Token offerings (sometimes called Initial Coin Offerings, or ICOs) are a way for crypto projects to raise funding, and an opportunity for investors to make money by buying new project tokens before their prices rise on the market.
While many token offerings were legitimate, and many projects failed because of simple business or economic reasons, scams involving token offerings were widespread from 2014 onwards as scammers took advantage of the crypto hype, a lack of awareness of how crypto worked, and human flaws like greed and fear.
Token offering scams have fallen significantly after Huobi launched its Huobi Prime token offering platform in 2017. This is also due in part to better public education about how cryptocurrencies work, but also because of the simplified and verified process that Huobi Prime uses to evaluate new projects before allowing them on our platform.
Even though investors on the Huobi Prime platform can rest easy, many scams still happen outside of Huobi’s ecosystem and a savvy investor must learn now to identify and avoid them.
Here are some of the most popular scams committed as a token offering:
- The Exit Scam
- Airdrop Scam
- Phishing Scam
- Pump and Dump
The Exit Scam
The exit scam happens when an insider raises funds for the project and subsequently closes or exits the project with raised funds. This leaves the investor with a bag of tokens with no inherent value.
This can either happen with a token project or an exchange which is raising funds. Like in the case of Thodex, where the founder, Ozer, disappeared with investors funds.
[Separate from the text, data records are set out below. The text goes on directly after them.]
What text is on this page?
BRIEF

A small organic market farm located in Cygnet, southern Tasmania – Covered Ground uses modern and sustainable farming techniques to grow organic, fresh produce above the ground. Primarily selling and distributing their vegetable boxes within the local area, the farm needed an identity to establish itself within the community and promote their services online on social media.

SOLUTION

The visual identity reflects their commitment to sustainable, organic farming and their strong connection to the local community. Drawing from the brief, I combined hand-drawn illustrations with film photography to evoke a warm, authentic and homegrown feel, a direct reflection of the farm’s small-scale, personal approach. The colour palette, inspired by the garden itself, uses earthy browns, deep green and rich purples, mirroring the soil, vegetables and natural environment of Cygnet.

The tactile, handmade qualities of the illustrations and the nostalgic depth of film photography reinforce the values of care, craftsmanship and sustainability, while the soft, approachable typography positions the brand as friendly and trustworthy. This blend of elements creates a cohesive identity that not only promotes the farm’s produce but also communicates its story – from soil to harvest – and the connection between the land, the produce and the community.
Airdrop refers to free tokens given to investors in exchange for adoption of a new platform, purchase of new tokens or locking in of tokens.
A project will usually allocate a portion of the token supply to be distributed to investors, by doing so, it allows the token project owners to gather mass audience with the pretence of giving out free cryptocurrency.
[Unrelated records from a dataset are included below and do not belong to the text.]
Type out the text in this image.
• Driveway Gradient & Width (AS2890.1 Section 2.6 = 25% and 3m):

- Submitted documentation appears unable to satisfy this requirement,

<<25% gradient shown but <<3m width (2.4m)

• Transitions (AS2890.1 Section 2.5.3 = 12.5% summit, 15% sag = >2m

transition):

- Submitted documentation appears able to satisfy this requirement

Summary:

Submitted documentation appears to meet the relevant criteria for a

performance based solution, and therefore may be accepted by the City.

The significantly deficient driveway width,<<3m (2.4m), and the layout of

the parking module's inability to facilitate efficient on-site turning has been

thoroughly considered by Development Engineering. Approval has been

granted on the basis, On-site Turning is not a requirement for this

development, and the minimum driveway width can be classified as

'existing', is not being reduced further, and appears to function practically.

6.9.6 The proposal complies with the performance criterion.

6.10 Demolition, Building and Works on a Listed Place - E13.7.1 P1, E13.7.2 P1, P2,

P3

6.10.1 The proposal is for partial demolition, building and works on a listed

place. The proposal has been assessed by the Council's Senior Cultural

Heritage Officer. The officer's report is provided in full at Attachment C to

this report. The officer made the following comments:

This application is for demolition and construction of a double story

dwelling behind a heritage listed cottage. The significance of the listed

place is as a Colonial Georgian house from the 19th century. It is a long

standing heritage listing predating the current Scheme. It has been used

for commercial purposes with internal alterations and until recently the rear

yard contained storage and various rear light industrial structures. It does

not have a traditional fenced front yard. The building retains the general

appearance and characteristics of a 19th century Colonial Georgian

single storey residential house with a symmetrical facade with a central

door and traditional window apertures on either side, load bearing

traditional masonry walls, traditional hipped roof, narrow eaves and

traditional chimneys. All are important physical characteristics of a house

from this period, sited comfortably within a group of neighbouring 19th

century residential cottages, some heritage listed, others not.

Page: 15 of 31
The scam works by getting parties interested in the airdrop to submit personal information, private keys or purchasing tokens to receive more airdrops. The interested parties may get the airdropped tokens, but these tokens might not have value or very little value as compared to the information that the scammers have obtained.
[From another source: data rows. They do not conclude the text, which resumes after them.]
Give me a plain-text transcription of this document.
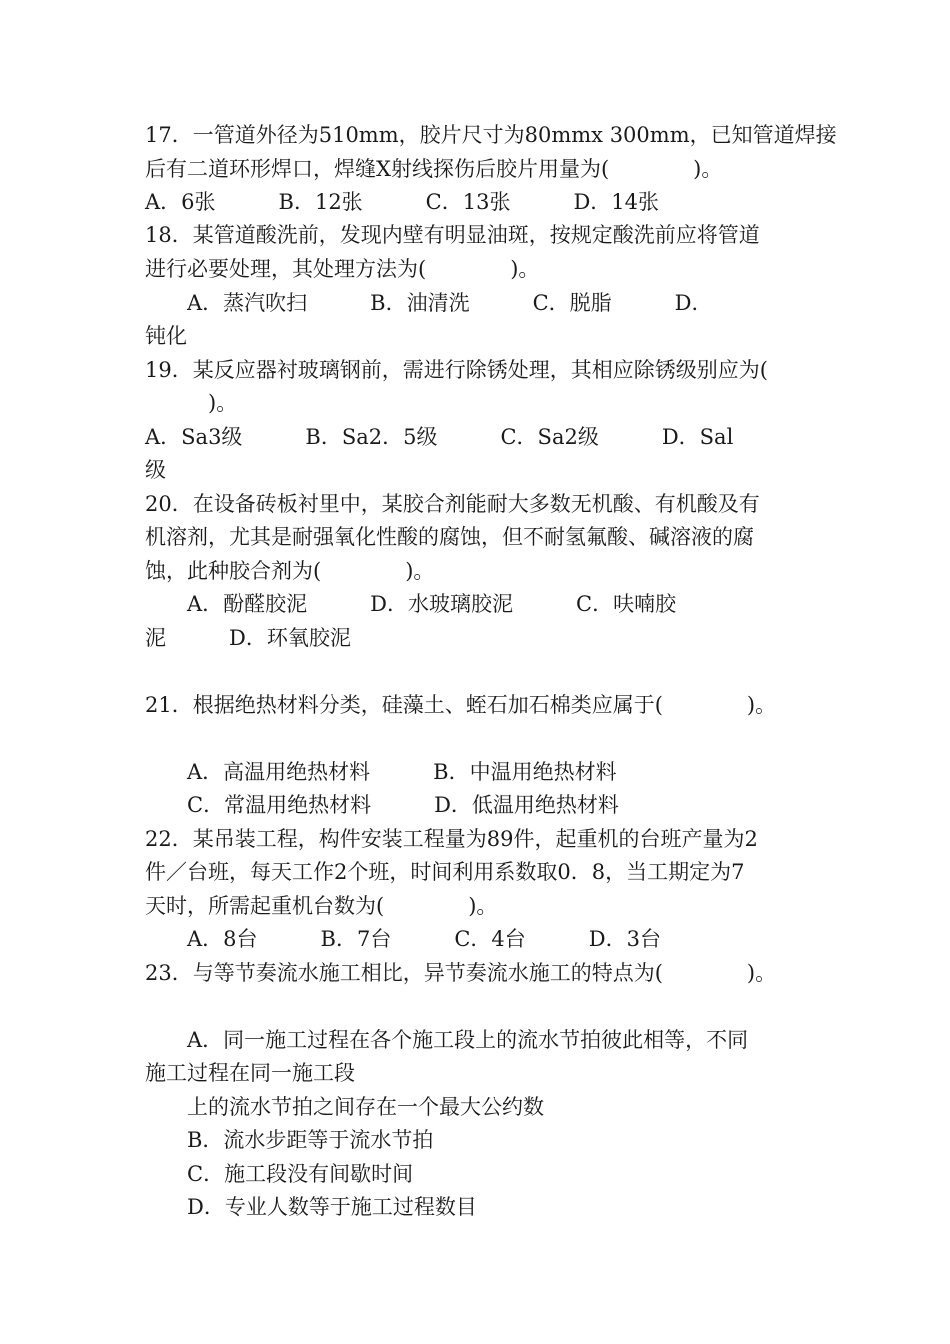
17．一管道外径为510mm，胶片尺寸为80mmx 300mm，已知管道焊接
后有二道环形焊口，焊缝X射线探伤后胶片用量为(　　　　)。
A．6张　　　B．12张　　　C．13张　　　D．14张
18．某管道酸洗前，发现内壁有明显油斑，按规定酸洗前应将管道
进行必要处理，其处理方法为(　　　　)。
　　A．蒸汽吹扫　　　B．油清洗　　　C．脱脂　　　D．
钝化
19．某反应器衬玻璃钢前，需进行除锈处理，其相应除锈级别应为(
　　　)。
A．Sa3级　　　B．Sa2．5级　　　C．Sa2级　　　D．Sal
级
20．在设备砖板衬里中，某胶合剂能耐大多数无机酸、有机酸及有
机溶剂，尤其是耐强氧化性酸的腐蚀，但不耐氢氟酸、碱溶液的腐
蚀，此种胶合剂为(　　　　)。
　　A．酚醛胶泥　　　D．水玻璃胶泥　　　C．呋喃胶
泥　　　D．环氧胶泥
21．根据绝热材料分类，硅藻土、蛭石加石棉类应属于(　　　　)。
　　A．高温用绝热材料　　　B．中温用绝热材料
　　C．常温用绝热材料　　　D．低温用绝热材料
22．某吊装工程，构件安装工程量为89件，起重机的台班产量为2
件／台班，每天工作2个班，时间利用系数取0．8，当工期定为7
天时，所需起重机台数为(　　　　)。
　　A．8台　　　B．7台　　　C．4台　　　D．3台
23．与等节奏流水施工相比，异节奏流水施工的特点为(　　　　)。
　　A．同一施工过程在各个施工段上的流水节拍彼此相等，不同
施工过程在同一施工段
　　上的流水节拍之间存在一个最大公约数
　　B．流水步距等于流水节拍
　　C．施工段没有间歇时间
　　D．专业人数等于施工过程数目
The OmiseGo airdrop scam is one of the largest scams in the history of crypto. OmiseGo (OMG) was supposed to be airdropped in September 2017, but it got postponed. Scammers took this opportunity, creating fake Twitter handles, Telegram chat group, fake Forums threads and sites, tricking unsuspecting users into submitting their private keys. It was reported that more than 300 Ether were lost to scammers.
Even today, phishing scam is one that many investors fall for. Scammers disguise as legit entities or a trusted source, deceives the victim into thinking that his or her account is getting hacked. Which subsequently, the victim will be brought to a fake site which resembles the legit entity. The victim is then prompted to change sensitive information like password and 2FA, of which, the scammer can access the victim’s account to perform malicious transactions.
It is reported that such scams have rose more than 1000% and cost investors almost $80 million dollars.
Pump and Dump
During a token offering or token sale, investors exchange their cryptocurrencies for the new token. The project owner or team will share in their whitepaper how many tokens will be released for sale, set aside for future development and so on.
Most project have a soft cap and hard cap of how much funds they will be raising. Often, whales will enter this space to buy up majority of the tokens which leaves very little for investors who truly support the project.
And upon exchange listing, these whales send signal to various social media group indication that the token is a “Buy” as it is undervalued and will spike in the next couple months. Following this, the whales will dump these tokens as the price start to rise, leaving investors with tokens that are worth a lot less than what they paid for.
Smaller investors are on the losing of this because they are not able to leverage on ground floor prices when the tokens are released.